Cuando el papa Francisco (que precisamente hoy, 13 de marzo, cumple diez años como Obispo de Roma y Pastor de la Iglesia universal) se atrevió a pronunciar la dichosa “palabreja” me dejó bastante perplejo, y por supuesto, muy esperanzado. Porque la reforma, que debe ser “integral”, es la gran asignatura pendiente de la Iglesia católica desde hace años y siglos.

Reformar la Iglesia, “de verdad” es muy complicado, harto difícil, y creo que hasta “imposible”. La eclesiología -cualquiera- está necesariamente impregnada de la mentalidad, la concepción teológica, la vida misma, del teólogo o pastor que la defina, la defienda o la rechace. Es, en el fondo, una manera de entender no sólo la Iglesia de Jesucristo, sino la realidad de la vida con todas sus múltiples facetas. Siempre hay un “universo simbólico”, existencial, biográfico, detrás o dentro de lo que cada uno entiende que debe ser la Iglesia que no fundó Jesús sino sus primeros discípulos. Sin embargo, las distintas “posturas”, (se prefería hablar antes de “sensibilidades” en vez de “modelos de Iglesia”) existen desde el mismo entorno de los apóstoles, los discípulos de Jesús. Incluso cada uno de los cuatro evangelios tiene su propio “modelo” de Iglesia, su propia “teología”…incluso, los sinópticos. Así, por ejemplo, se considera al apóstol Santiago como un “conservador” (con calificativos de hoy), a Pedro como un “moderado, de centro”, y a Pablo como un progresista de izquierdas.

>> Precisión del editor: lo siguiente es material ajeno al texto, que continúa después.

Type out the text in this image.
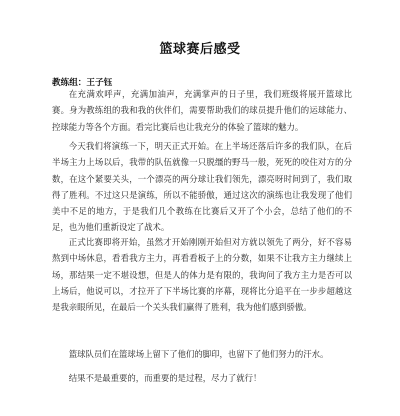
篮球赛后感受
教练组：王子钰

在充满欢呼声，充满加油声，充满掌声的日子里，我们班级将展开篮球比赛。身为教练组的我和我的伙伴们，需要帮助我们的球员提升他们的运球能力、控球能力等各个方面。看完比赛后也让我充分的体验了篮球的魅力。

今天我们将演练一下，明天正式开始。在上半场还落后许多的我们队，在后半场主力上场以后，我带的队伍就像一只脱缰的野马一般，死死的咬住对方的分数，在这个紧要关头，一个漂亮的两分球让我们领先，漂亮呀时间到了，我们取得了胜利。不过这只是演练，所以不能骄傲，通过这次的演练也让我发现了他们美中不足的地方，于是我们几个教练在比赛后又开了个小会，总结了他们的不足，也为他们重新设定了战术。

正式比赛即将开始，虽然才开始刚刚开始但对方就以领先了两分，好不容易熬到中场休息，看看我方主力，再看看板子上的分数，如果不让我方主力继续上场，那结果一定不堪设想，但是人的体力是有限的，我询问了我方主力是否可以上场后，他说可以，才拉开了下半场比赛的序幕，现将比分追平在一步步超越这是我亲眼所见，在最后一个关头我们赢得了胜利，我为他们感到骄傲。

篮球队员们在篮球场上留下了他们的脚印，也留下了他们努力的汗水。

结果不是最重要的，而重要的是过程，尽力了就行！
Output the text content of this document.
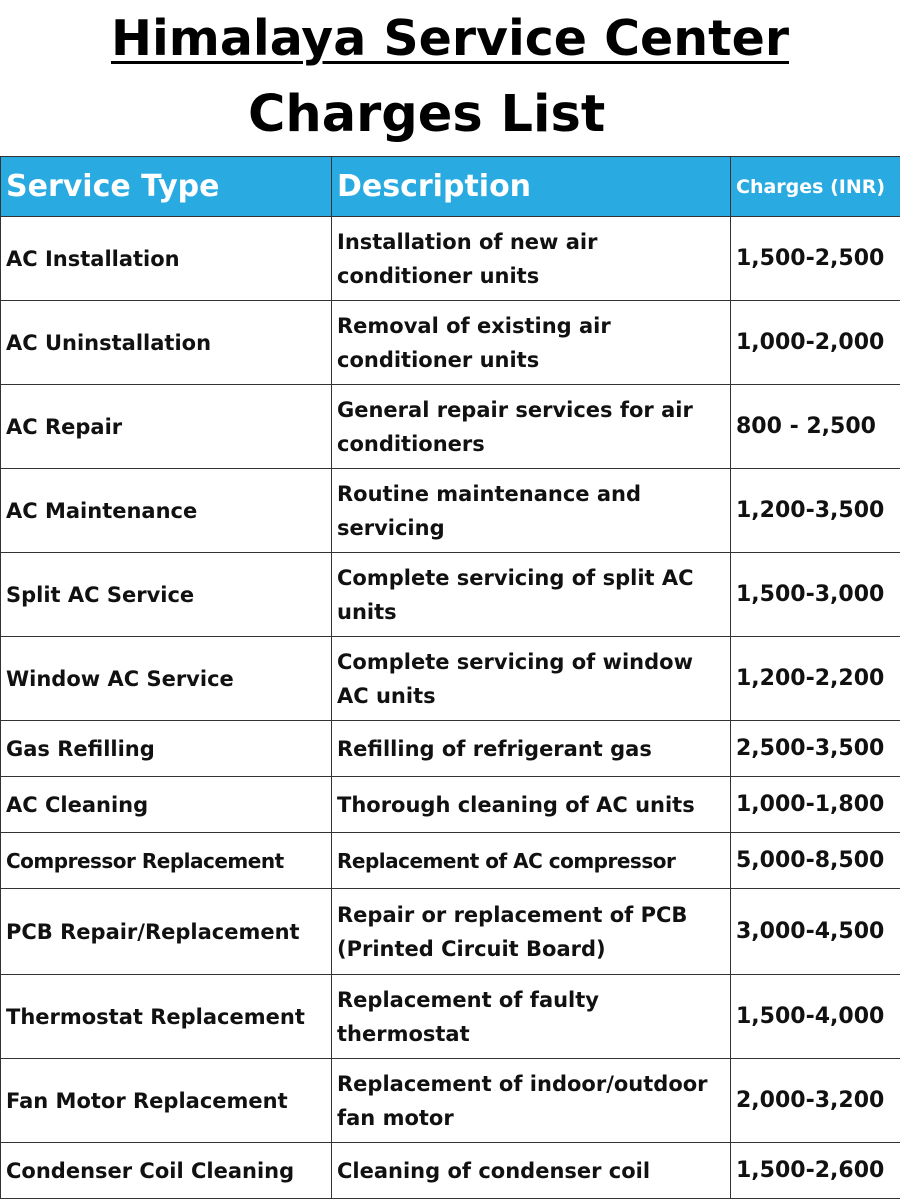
Himalaya Service Center
Charges List
Service Type	Description	Charges (INR)
AC Installation	Installation of new air conditioner units	1,500-2,500
AC Uninstallation	Removal of existing air conditioner units	1,000-2,000
AC Repair	General repair services for air conditioners	800 - 2,500
AC Maintenance	Routine maintenance and servicing	1,200-3,500
Split AC Service	Complete servicing of split AC units	1,500-3,000
Window AC Service	Complete servicing of window AC units	1,200-2,200
Gas Refilling	Refilling of refrigerant gas	2,500-3,500
AC Cleaning	Thorough cleaning of AC units	1,000-1,800
Compressor Replacement	Replacement of AC compressor	5,000-8,500
PCB Repair/Replacement	Repair or replacement of PCB (Printed Circuit Board)	3,000-4,500
Thermostat Replacement	Replacement of faulty thermostat	1,500-4,000
Fan Motor Replacement	Replacement of indoor/outdoor fan motor	2,000-3,200
Condenser Coil Cleaning	Cleaning of condenser coil	1,500-2,600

Una clasificación errática y absurda, pero que responde ciertamente a las distintas “sensibilidades o visiones de Iglesia” desde los albores del cristianismo en el siglo I. A esa situación eclesial  respondió el conocido como “concilio de Jerusalén” (o quizás, mejor, “asamblea…”) antes incluso de los años 50 d.C., es decir, apenas un par de décadas después de la resurrección/pentecostés de Jesús y del surgir de las “protoiglesias”. Las disensiones, las diatribas, las encontramos ya en las cartas paulinas, en los Hechos de San Lucas, y por supuesto, en los primeros siglos de la etapa patrística: herejías, cismas y concilios que intentan constantemente “fundar o re-fundar”, (¿consolidar una estructura teológica y organizativa?) aquella Iglesia incipiente, recién nacida, sin normas ni constituciones de ningún tipo, ni siquiera con dogmas o anatemas específicos.

Las “reformas” (con éste u otro nombre similar) han existido siempre en la Iglesia. ¿Qué supuso sino una gran reforma, el Edicto de Milán y el emperador Constantino en 313? ¿Y la adopción por el emperador Teodosio de la Iglesia cristiana como única y legítima religión del Imperio en 380? Y así podríamos seguir a lo largo de dos milenios, baste consultar cualquier buen tratado de Historia de la Iglesia.

Entonces, ¿por qué hoy, unos defienden y luchan denodadamente por  una reforma eclesial “desde la perspectiva del papa Francisco”, y otros la rechazan beligerantemente con afanes de retornar a “a la Iglesia de antes, la de siempre, la de la tradición…”? ¿a qué Iglesia se refieren? ¿son novedad las “dos banderas” de “progresistas y conservadores” (para entendernos)? ¿es una lucha en la que van a “ganar” unos y “perder” otros? ¿estamos abocados a un nuevo e inevitable cisma eclesial? La “cosa” es complicada.